Criminal Sentencing in Maine: Are Minorities and Whites Treated the Same?
LEWISTON, Maine - Leading players in the criminal justice system offered very different views Thursday on whether minorities in Maine face tougher sentences than whites for the crimes they commit. Prosecutors, defense attorneys, state lawmakers and current inmates shared their thoughts on sentencing disparities at a U.S. Commission on Civil Rights hearing in Lewiston.
In 2010, according to the most recent U.S. Census, minorities made up just under 1 percent of Maine's overall population of more than 1.3 million people. But they accounted for 7 percent of the 2,000-plus people in the state prison system.
The underlying question before a Maine committee of the U.S. Commission on Civil Rights: Are minorities and whites in the state's criminal justice system being treated the same way?
"I think there's a case to be made that there could be modifications to sentencing. But I don't think it's rampant with discriminatory decisions," says Mark Dion, Democratic state representative from Portland, and a former Cumberland County sheriff.
Dion, who's now a defense attorney, co-chairs the Legislature's Criminal Justice and Public Safety Committee. "Some of the men that we're concerned about committed heinous crimes, significant crimes.
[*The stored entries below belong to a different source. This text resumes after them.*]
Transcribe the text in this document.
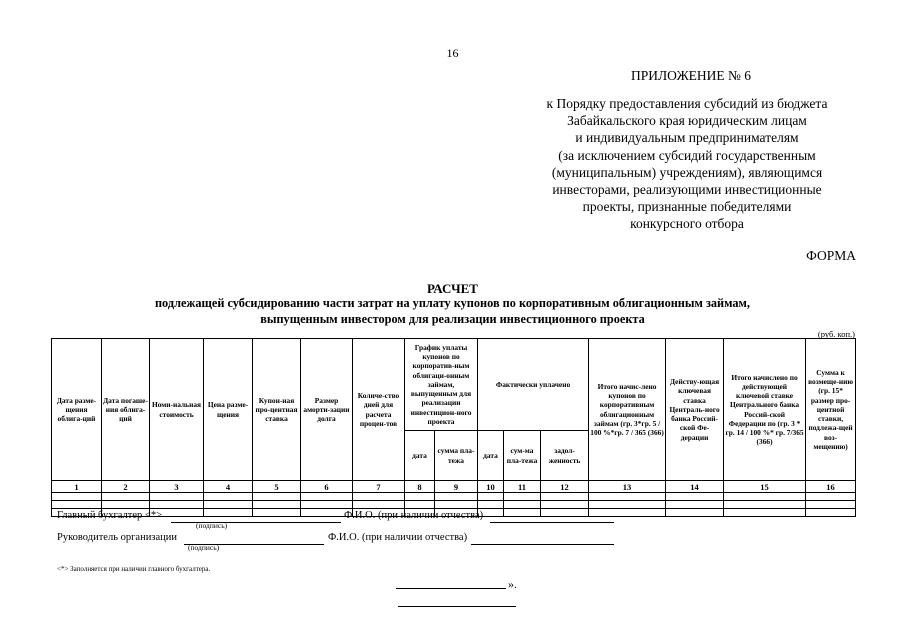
16
ПРИЛОЖЕНИЕ № 6
к Порядку предоставления субсидий из бюджета
Забайкальского края юридическим лицам
и индивидуальным предпринимателям
(за исключением субсидий государственным
(муниципальным) учреждениям), являющимся
инвесторами, реализующими инвестиционные
проекты, признанные победителями
конкурсного отбора
ФОРМА
РАСЧЕТ
подлежащей субсидированию части затрат на уплату купонов по корпоративным облигационным займам,
выпущенным инвестором для реализации инвестиционного проекта
(руб. коп.)
Дата разме-щения облига-ций	Дата погаше-ния облига-ций	Номи-нальная стоимость	Цена разме-щения	Купон-ная про-центная ставка	Размер аморти-зации долга	Количе-ство дней для расчета процен-тов	График уплаты купонов по корпоратив-ным облигаци-онным займам, выпущенным для реализации инвестицион-ного проекта		Фактически уплачено			Итого начис-лено купонов по корпоративным облигационным займам (гр. 3*гр. 5 / 100 %*гр. 7 / 365 (366)	Действу-ющая ключевая ставка Централь-ного банка Россий-ской Фе-дерации	Итого начислено по действующей ключевой ставке Центрального банка Россий-ской Федерации по (гр. 3 * гр. 14 / 100 %* гр. 7/365 (366)	Сумма к возмеще-нию (гр. 15* размер про-центной ставки, подлежа-щей воз-мещению)
							дата	сумма пла-тежа	дата	сум-ма пла-тежа	задол-женность				
1	2	3	4	5	6	7	8	9	10	11	12	13	14	15	16

Главный бухгалтер <*>
(подпись)
Ф.И.О. (при наличии отчества)
Руководитель организации
(подпись)
Ф.И.О. (при наличии отчества)
<*> Заполняется при наличии главного бухгалтера.
».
And it would require an assesment of their individual case files to determine if he court went outside the river bank," Dion says. "I've never been quick to rush to judgement until I have hard data in front of me to make that decision."
Dion says any disparity in sentencing in Maine is there by design. "State statute and constitutional considerations require an evaluation of the defendant's profile. Such an inquiry will undoubtedly yield disparate, but not discriminatory, results."
But discriminatory sentencing happens on a routine basis, says one longtime criminal defense attorney. Lenny Sharon says the disparities faced by minorities convicted of crimes in Maine begin well before they're actually sentenced. "The disparity begins with people who are stopped, people who are searched, people who are arrested," Sharon says.
Sharon says the entire criminal justice system in the state is weighted against people of color. "There's one judge of color," he says. "I know of no prosecutors of color. I know of no defense lawyers of color. And there are very few law enforcement people of color."
Maine, of course, is one of the whitest states in the nation. Which makes it extremely difficult, as well, to seat racially and ethnically diverse juries when minority defendants go to trial.